ETF & Mutual Fund Watchlist for October 24, 2018

Major indexes declined this week as traders tested lows.




Financials and industrials underperformed on the week. The dip in stocks weighed on interest rates, sending financials lower. Disappointing earnings reports from 3M (MMM) and Caterpillar (CAT) hit the industrial sector.


Utilities and consumer staples rallied strongly. A decline in oil prices amid a decline in share prices hit the energy sector particularly hard.


The U.S. Dollar Index climbed more than 1 percent this week. EU officials have threatened to pull support for Italy’s financial system. European financial shares are down more than 5 percent this week and pulled the MSCI EAFE lower than emerging markets.


Long-term govt bonds outperformed on the week, but they’ve seen a very small bounce. Investors have been bidding up utilities and real estate on the expectation of lower rates, but the market isn’t delivering yet despite the dip in the stock market. On Friday, the government will announce third-quarter GDP growth.


Inflation has been elevated for many months with higher energy prices, but as of Wednesday, crude oil was not far above January 2018 prices. The average price for October will be over $70 a barrel and that should ensure elevated inflation for the month. If crude were to stay closer to $66 a barrel in November, however, crude oil year-on-year gains would collapse from 40 percent in October to 15 percent in November.
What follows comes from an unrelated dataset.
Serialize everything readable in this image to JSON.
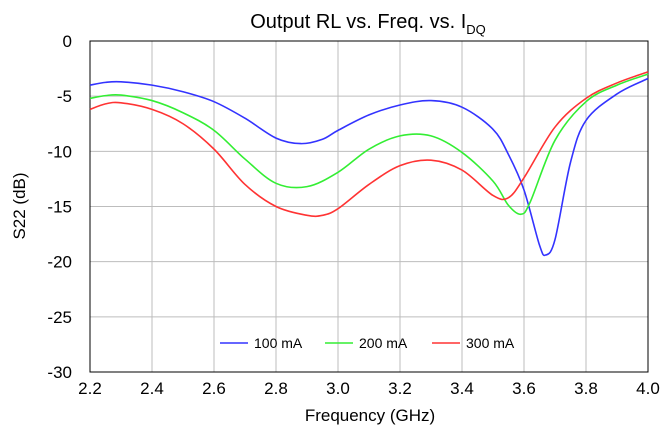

The U.S. dollar was strong this week against the euro and emerging-market currencies. It was steady versus the yen. The euro underperformed many emerging market currencies.


China’s stock market was a relative outperformer this week following a major government rescue effort. Many companies and major shareholders pledged shares as collateral on loans worth trillions of yuan and borrowers are getting the equivalent of margin calls as prices hit multi-year lows. Other major EMs such as Brazil, Russia and India all moved lower on the week.